In his assay Metamorphosis of Plants from 1790 Goethe actually formulated the principle of homology, i.e. an inherited feature from two or more species that is crucial when determining phylogenesis, i.e. the evolution. The evolution was considered to be a continuous progress, a succession that goes linearly from lower to higher. Positivist historians had similar views of art evolution. Nevertheless, it seems that art evolution is following rather the form of a spiral than a line. How else could we explain that after neo-avant-garde experiments that tried to surpass traditional plastic art using light, air, sound, magnetism etc., young artists today use traditional techniques or figurative themes without being blamed of reactionism. Even from the perspective of time opposites such as old and new, before and after do not seem to be adequate. If Anna and Václav use today the “traditional materials and techniques” or motifs that resound with the past (ancient times, Christian tradition, Renaissance, folklore…) it happens so in an inseparable union with present. From the perspective of phylogenesis, it is a peculiar phenomenon when “a species” evolves, but it also shows homological features seemingly lost in the past.

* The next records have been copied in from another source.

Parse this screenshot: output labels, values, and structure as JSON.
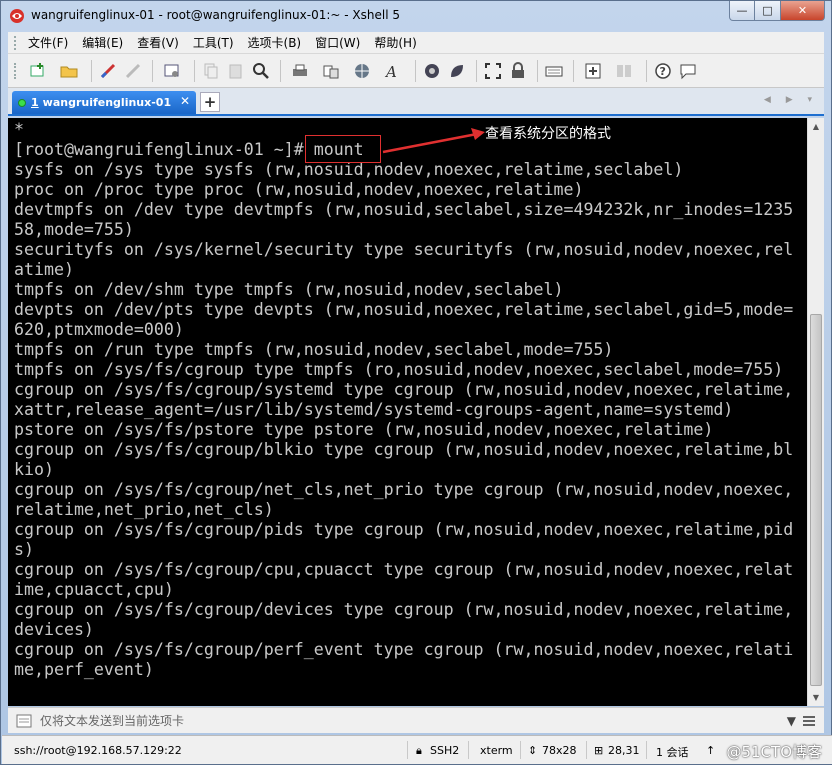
{
  "window": {
    "title": "wangruifenglinux-01 - root@wangruifenglinux-01:~ - Xshell 5",
    "controls": {
      "minimize": "—",
      "maximize": "□",
      "close": "✕"
    }
  },
  "menu": [
    "文件(F)",
    "编辑(E)",
    "查看(V)",
    "工具(T)",
    "选项卡(B)",
    "窗口(W)",
    "帮助(H)"
  ],
  "tabs": [
    {
      "number": "1",
      "label": "wangruifenglinux-01",
      "close": "✕"
    }
  ],
  "tab_add": "+",
  "tab_nav": "◀ ▶ ▾",
  "terminal": {
    "lines": [
      "*",
      "[root@wangruifenglinux-01 ~]# mount",
      "sysfs on /sys type sysfs (rw,nosuid,nodev,noexec,relatime,seclabel)",
      "proc on /proc type proc (rw,nosuid,nodev,noexec,relatime)",
      "devtmpfs on /dev type devtmpfs (rw,nosuid,seclabel,size=494232k,nr_inodes=1235",
      "58,mode=755)",
      "securityfs on /sys/kernel/security type securityfs (rw,nosuid,nodev,noexec,rel",
      "atime)",
      "tmpfs on /dev/shm type tmpfs (rw,nosuid,nodev,seclabel)",
      "devpts on /dev/pts type devpts (rw,nosuid,noexec,relatime,seclabel,gid=5,mode=",
      "620,ptmxmode=000)",
      "tmpfs on /run type tmpfs (rw,nosuid,nodev,seclabel,mode=755)",
      "tmpfs on /sys/fs/cgroup type tmpfs (ro,nosuid,nodev,noexec,seclabel,mode=755)",
      "cgroup on /sys/fs/cgroup/systemd type cgroup (rw,nosuid,nodev,noexec,relatime,",
      "xattr,release_agent=/usr/lib/systemd/systemd-cgroups-agent,name=systemd)",
      "pstore on /sys/fs/pstore type pstore (rw,nosuid,nodev,noexec,relatime)",
      "cgroup on /sys/fs/cgroup/blkio type cgroup (rw,nosuid,nodev,noexec,relatime,bl",
      "kio)",
      "cgroup on /sys/fs/cgroup/net_cls,net_prio type cgroup (rw,nosuid,nodev,noexec,",
      "relatime,net_prio,net_cls)",
      "cgroup on /sys/fs/cgroup/pids type cgroup (rw,nosuid,nodev,noexec,relatime,pid",
      "s)",
      "cgroup on /sys/fs/cgroup/cpu,cpuacct type cgroup (rw,nosuid,nodev,noexec,relat",
      "ime,cpuacct,cpu)",
      "cgroup on /sys/fs/cgroup/devices type cgroup (rw,nosuid,nodev,noexec,relatime,",
      "devices)",
      "cgroup on /sys/fs/cgroup/perf_event type cgroup (rw,nosuid,nodev,noexec,relati",
      "me,perf_event)"
    ],
    "annotation": "查看系统分区的格式",
    "text_color": "#c8c8c8",
    "annotation_color": "#e03030"
  },
  "compose": {
    "placeholder": "仅将文本发送到当前选项卡",
    "menu": "▼"
  },
  "status": {
    "connection": "ssh://root@192.168.57.129:22",
    "protocol": "SSH2",
    "terminal_type": "xterm",
    "size": "78x28",
    "cursor": "28,31",
    "sessions": "1 会话",
    "watermark": "@51CTO博客"
  },
  "colors": {
    "tab_active": "#1a66c8",
    "terminal_bg": "#000000",
    "accent": "#1e6fd0"
  }
}
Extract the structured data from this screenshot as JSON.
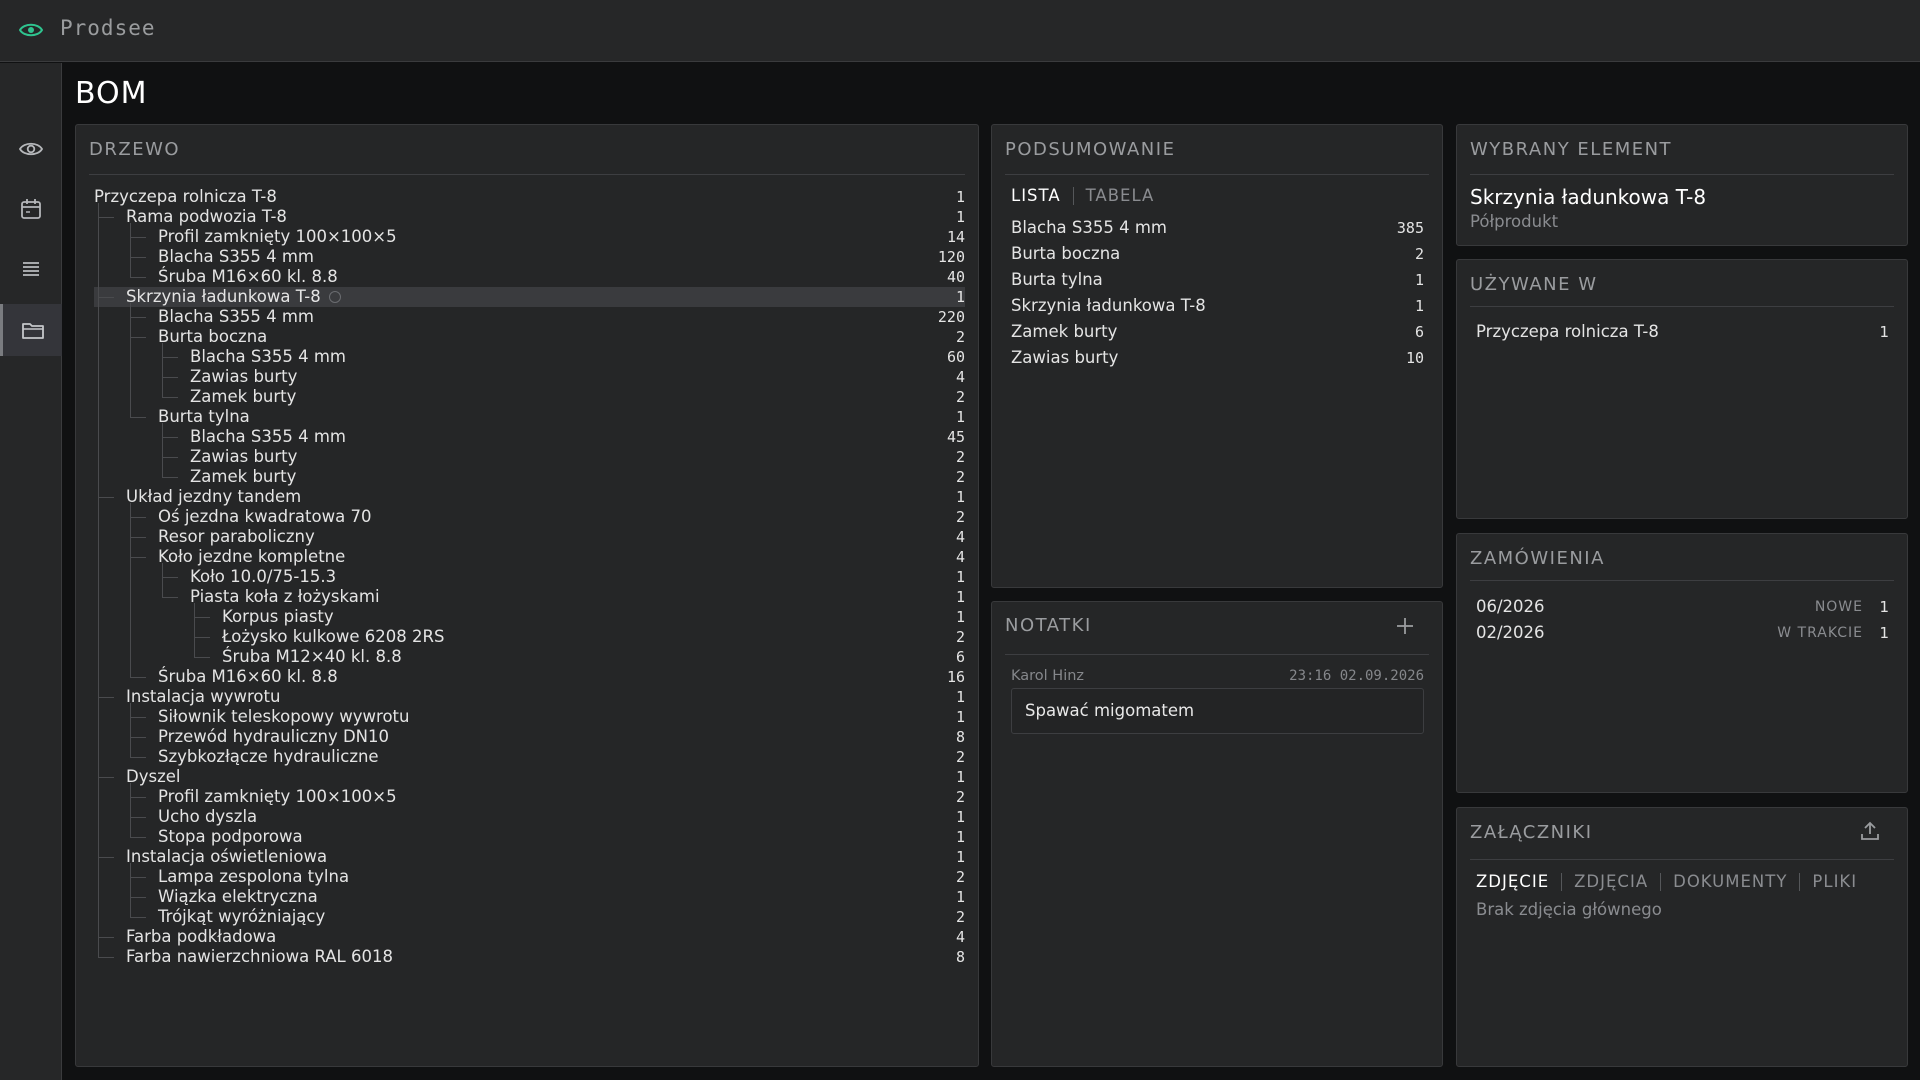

It thus seems that Goethe’s metamorphosis of animals and metamorphosis of plants seen as rational, scientific principles do not match with the grouping of works we have in front of us. A mere formalistic description of features and opposites is not sufficient and as a complement to what is missing, a metamorphosis may appear, but rather an artistic one, as depicted by the poet Ovid: that is a mythological metamorphosis. Ovid’s Metamorphoses are a mixture of stories, narrations within narrations, where things transform into something else and vice versa and anything can acquire its symbolic meaning – a bird or a tree, a river or a stone, teeth or horns.
Therefore, let us not look at this exhibition with the eyes of a scientist and philosopher who praises purposeful organisation of nature, but rather with the eyes of a poet who tells myths going “against nature”. A girl becomes a man, a man becomes a flower, teeth are horns.